Akimboさんは78万円のコーリングをさっさと返して赤いギターを弾き始めました。赤いギター69万円ぐらいでした。
はてこ「いまこれを入門機に買う人は多いですか」店員さん「多いですねえ。いまいちばんですね」Akimboさん「そうだよね、やぱりね」はてこ「入門機に69万・・・」店員さん「はい。でも、だんだんギターが分かってくると細かいところ、たとえば重さや形ですとか微妙な使い勝手のよさなんかが気になってくるんですよ。そうすると、5万10万で買ったギターを下取りに出して、買ってを繰り返すより、最初からこれにすればよかった、ってなるんですよね」はてこ「なるほど。あ、ならそうやって最初に69万円のを買った人が、飽きたところで下取るのがいちばんいいですね!」 衝動買いをする飽きっぽい知人数名を思い出して言ったのですが、そのときのAkimboさんの顔を見て「失言だったんだな」とはてこは思った。

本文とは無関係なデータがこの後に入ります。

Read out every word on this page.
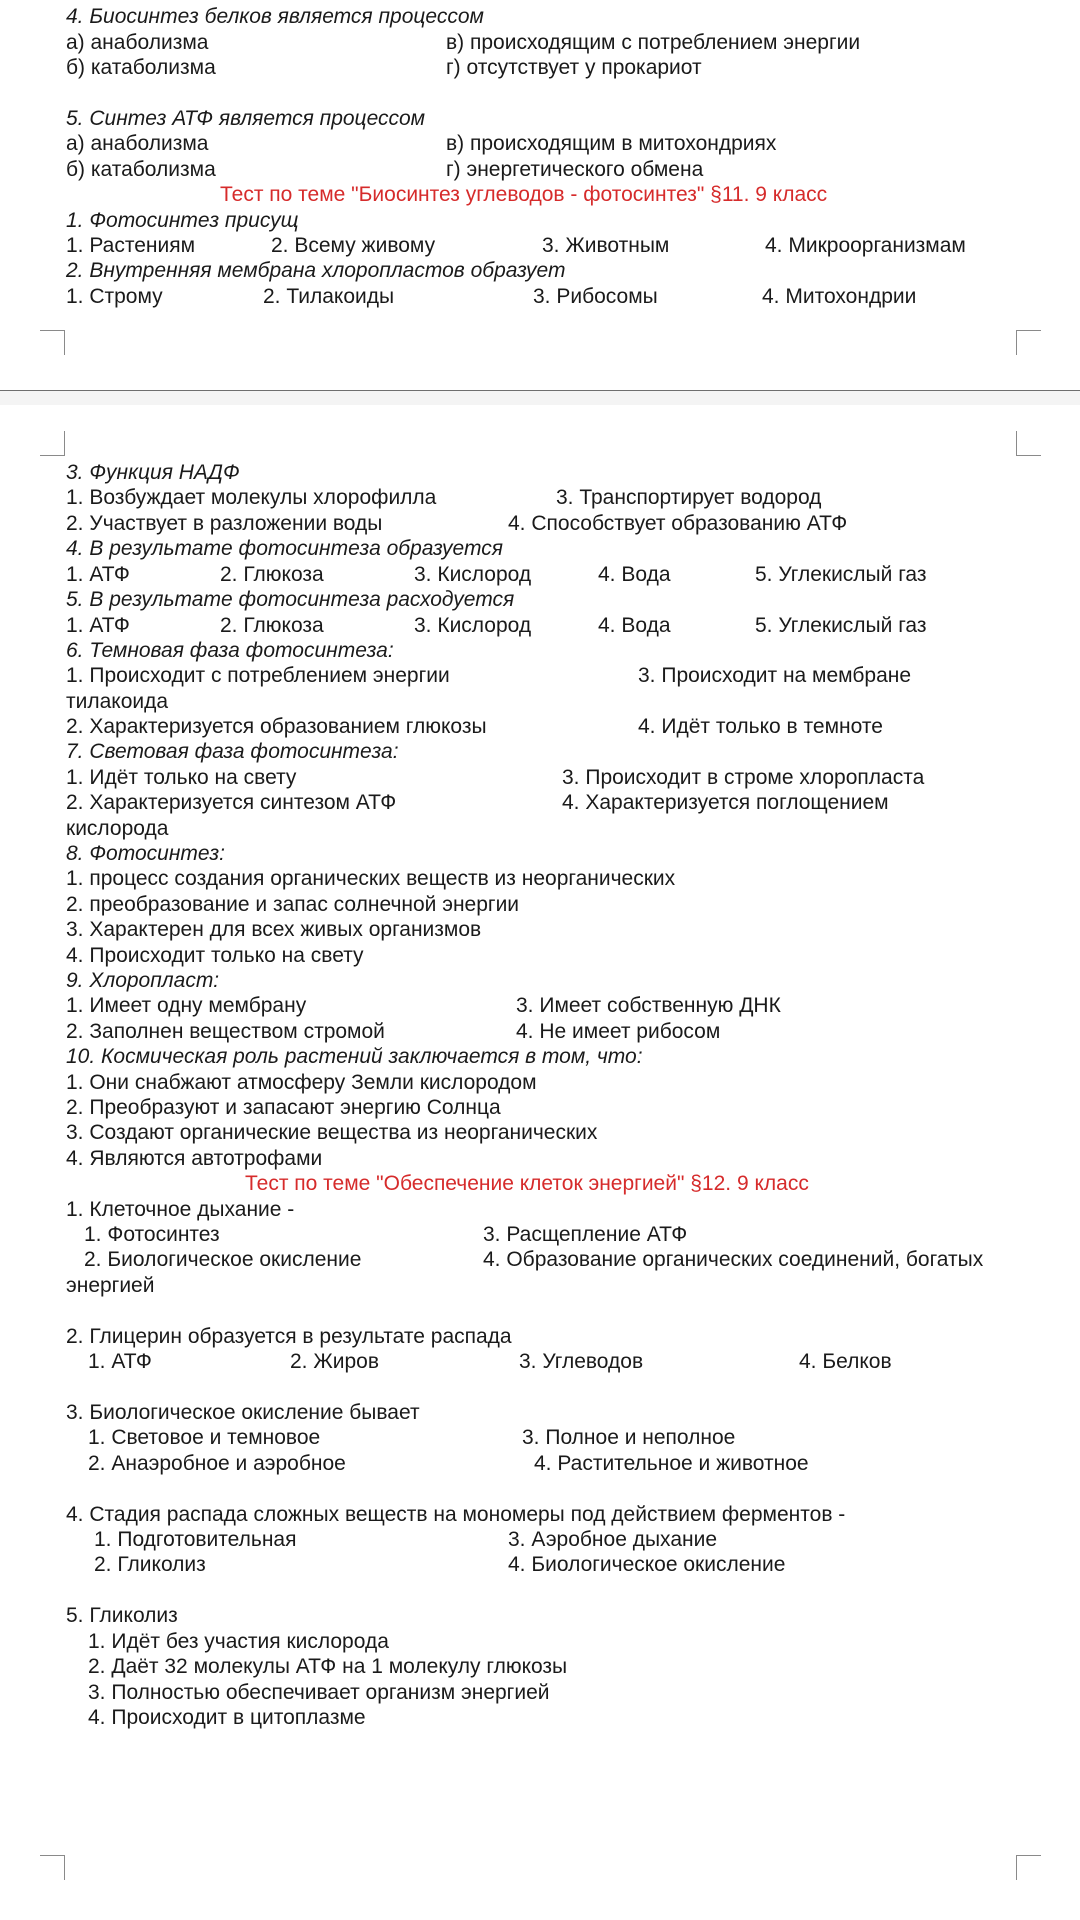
4. Биосинтез белков является процессом
а) анаболизма	в) происходящим с потреблением энергии
б) катаболизма	г) отсутствует у прокариот
5. Синтез АТФ является процессом
а) анаболизма	в) происходящим в митохондриях
б) катаболизма	г) энергетического обмена
Тест по теме "Биосинтез углеводов - фотосинтез" §11. 9 класс
1. Фотосинтез присущ
1. Растениям	2. Всему живому	3. Животным	4. Микроорганизмам
2. Внутренняя мембрана хлоропластов образует
1. Строму	2. Тилакоиды	3. Рибосомы	4. Митохондрии
3. Функция НАДФ
1. Возбуждает молекулы хлорофилла	3. Транспортирует водород
2. Участвует в разложении воды	4. Способствует образованию АТФ
4. В результате фотосинтеза образуется
1. АТФ	2. Глюкоза	3. Кислород	4. Вода	5. Углекислый газ
5. В результате фотосинтеза расходуется
1. АТФ	2. Глюкоза	3. Кислород	4. Вода	5. Углекислый газ
6. Темновая фаза фотосинтеза:
1. Происходит с потреблением энергии	3. Происходит на мембране
тилакоида
2. Характеризуется образованием глюкозы	4. Идёт только в темноте
7. Световая фаза фотосинтеза:
1. Идёт только на свету	3. Происходит в строме хлоропласта
2. Характеризуется синтезом АТФ	4. Характеризуется поглощением
кислорода
8. Фотосинтез:
1. процесс создания органических веществ из неорганических
2. преобразование и запас солнечной энергии
3. Характерен для всех живых организмов
4. Происходит только на свету
9. Хлоропласт:
1. Имеет одну мембрану	3. Имеет собственную ДНК
2. Заполнен веществом стромой	4. Не имеет рибосом
10. Космическая роль растений заключается в том, что:
1. Они снабжают атмосферу Земли кислородом
2. Преобразуют и запасают энергию Солнца
3. Создают органические вещества из неорганических
4. Являются автотрофами
Тест по теме "Обеспечение клеток энергией" §12. 9 класс
1. Клеточное дыхание -
1. Фотосинтез	3. Расщепление АТФ
2. Биологическое окисление	4. Образование органических соединений, богатых
энергией
2. Глицерин образуется в результате распада
1. АТФ	2. Жиров	3. Углеводов	4. Белков
3. Биологическое окисление бывает
1. Световое и темновое	3. Полное и неполное
2. Анаэробное и аэробное	4. Растительное и животное
4. Стадия распада сложных веществ на мономеры под действием ферментов -
1. Подготовительная	3. Аэробное дыхание
2. Гликолиз	4. Биологическое окисление
5. Гликолиз
1. Идёт без участия кислорода
2. Даёт 32 молекулы АТФ на 1 молекулу глюкозы
3. Полностью обеспечивает организм энергией
4. Происходит в цитоплазме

2.150万ギターの価格設定の理由を店員さんに伺う。
「これは音ももちろんすばらしいんですが、見て楽しむ美術品としての要素もあるんです。たとえばあの青いギターは、あのポジションマークの細工、」※鳥や海獣などのシルエットが描かれている。「あそこは真珠貝にプラチナを施したもので出来ているんです」
ええ、どこどこと思って近くに寄って見ると、確かに鮑の裏側のきらきらした部分のような貝の輝きの周りに銀色の金属の縁取りがありました。
「なるほど、これは細かいですね。じゃあこの部分のプラチナが鉄やステンレスだったらもっと安くできるんですね」「・・・うん、まあそういうのはないです」「これの贋物が出回るとその部分は鉄やステンレスなんだろうな」「そんなものないですよ」
これの廉価版は、贋物をたとえば中国で作るとして、と考えたのですが、ちょっと傷ついていらっしゃる店員さんを見て失言だったんだなとはてこは思った。
ここで売っているものを疑ったんじゃないんです。
お世辞抜きでほんとに感じのいい、ギターに詳しくギターを愛しているギターを弾くのが上手な店員さんでした。はてこだってひとの子です。あなたみたいな人を傷つけたくないと思うのは当然です。でも生きていくってむずかしいですね。